Laravel lets you override the timestamp column names with model constants.

php
1<?php
2
3namespace App\Models;
4
5use Illuminate\Database\Eloquent\Model;
6
7class Article extends Model
8{
9    const CREATED_AT = 'created_on';
10    const UPDATED_AT = 'modified_on';
11}

Once those constants are set, Eloquent will use created_on and modified_on when inserting and updating timestamps for that model.

Make Sure the Database Schema Matches

Changing the model alone is not enough. The table must actually contain the renamed columns.

php
1use Illuminate\Database\Migrations\Migration;
2use Illuminate\Database\Schema\Blueprint;
3use Illuminate\Support\Facades\Schema;
4
5return new class extends Migration {
6    public function up(): void
7    {
8        Schema::create('articles', function (Blueprint $table) {
9            $table->id();
10            $table->string('title');
11            $table->timestamp('created_on')->nullable();
12            $table->timestamp('modified_on')->nullable();
13        });
14    }
15
16    public function down(): void
17    {
18        Schema::dropIfExists('articles');
19    }
20};

If the database still uses created_at and updated_at, Eloquent cannot guess that you intended different names.

Disable Timestamps Only When You Mean It

Some developers try to rename timestamps and accidentally disable them instead. These are different concerns.

php
1class Article extends Model
2{
3    public $timestamps = false;
4}

That tells Eloquent not to manage timestamps at all. It is useful when the table truly has no automatic timestamp columns, but it is not the right setting when you only want custom names.

Keep Queries and Serialization Consistent

Custom timestamp names change what Eloquent writes, but they may also affect the assumptions in the rest of your codebase. Scopes, custom queries, API transformers, and validation logic may still refer to created_at or updated_at.

That means the rename should be treated as a schema convention change, not just a small model tweak. Audit the rest of the application for hard-coded timestamp column names before assuming the job is done.

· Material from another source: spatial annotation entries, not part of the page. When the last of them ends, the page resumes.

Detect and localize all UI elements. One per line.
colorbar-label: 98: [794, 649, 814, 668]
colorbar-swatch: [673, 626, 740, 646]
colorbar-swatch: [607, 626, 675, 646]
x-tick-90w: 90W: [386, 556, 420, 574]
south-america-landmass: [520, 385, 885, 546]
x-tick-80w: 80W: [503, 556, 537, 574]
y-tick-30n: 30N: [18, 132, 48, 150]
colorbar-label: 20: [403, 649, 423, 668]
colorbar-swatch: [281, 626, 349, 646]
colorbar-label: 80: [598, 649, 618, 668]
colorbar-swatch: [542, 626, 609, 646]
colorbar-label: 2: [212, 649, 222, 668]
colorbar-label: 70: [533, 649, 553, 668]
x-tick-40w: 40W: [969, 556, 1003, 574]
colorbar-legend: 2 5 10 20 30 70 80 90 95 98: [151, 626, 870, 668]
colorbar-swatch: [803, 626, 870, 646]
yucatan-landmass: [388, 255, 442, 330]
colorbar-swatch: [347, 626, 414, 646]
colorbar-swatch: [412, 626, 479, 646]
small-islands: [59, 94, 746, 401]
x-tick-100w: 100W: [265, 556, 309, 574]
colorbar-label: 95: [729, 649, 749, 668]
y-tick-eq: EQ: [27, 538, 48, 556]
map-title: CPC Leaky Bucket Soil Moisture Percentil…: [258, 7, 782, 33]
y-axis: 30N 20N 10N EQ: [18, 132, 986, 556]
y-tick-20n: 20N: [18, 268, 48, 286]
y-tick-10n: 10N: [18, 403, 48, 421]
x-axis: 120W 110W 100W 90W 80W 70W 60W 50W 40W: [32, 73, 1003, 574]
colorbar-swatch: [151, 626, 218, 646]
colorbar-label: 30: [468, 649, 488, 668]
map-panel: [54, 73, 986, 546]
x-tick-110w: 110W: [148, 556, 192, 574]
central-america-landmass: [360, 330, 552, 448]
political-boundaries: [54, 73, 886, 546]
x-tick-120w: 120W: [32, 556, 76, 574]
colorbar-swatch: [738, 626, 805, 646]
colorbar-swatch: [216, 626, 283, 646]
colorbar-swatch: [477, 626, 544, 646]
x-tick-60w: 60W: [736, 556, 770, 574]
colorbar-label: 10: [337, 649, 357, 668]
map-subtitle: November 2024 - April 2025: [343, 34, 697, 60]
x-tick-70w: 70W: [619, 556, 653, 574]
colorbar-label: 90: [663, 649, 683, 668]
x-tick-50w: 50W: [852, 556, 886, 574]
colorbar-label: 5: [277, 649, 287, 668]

This matters even more with legacy databases, where the unusual names often appear across reports, joins, and raw SQL.

If you use factories, seeders, or custom casts, review those too. Timestamp naming assumptions often hide in test data and support code, not only in production queries.

The same applies to admin tools and export jobs. Anything that orders, filters, or displays rows by timestamp may still be assuming the default Eloquent names.

Use Base Models for Shared Conventions

If many models share the same legacy timestamp naming rule, it can be cleaner to centralize the constants in a shared base model.

php
1<?php
2
3namespace App\Models;
4
5use Illuminate\Database\Eloquent\Model;
6
7abstract class LegacyModel extends Model
8{
9    const CREATED_AT = 'created_on';
10    const UPDATED_AT = 'modified_on';
11}

Then application models can extend LegacyModel instead of repeating the same override everywhere.

Common Pitfalls

  • Renaming the columns in the model but not in the database schema.
  • Setting $timestamps = false when the goal was only to use different column names.
  • Forgetting that raw SQL and older application code may still refer to created_at and updated_at.
  • Applying the override to one model while related tables still use the default names.
  • Treating a schema naming difference as if it affected only Eloquent writes.

Summary

  • Eloquent defaults to created_at and updated_at, but you can override those names.
  • Use CREATED_AT and UPDATED_AT constants on the model.
  • Make sure the actual table columns match the custom names.
  • Do not disable timestamps unless you truly want no automatic timestamp management.
  • Review the rest of the codebase for hard-coded references to the default column names.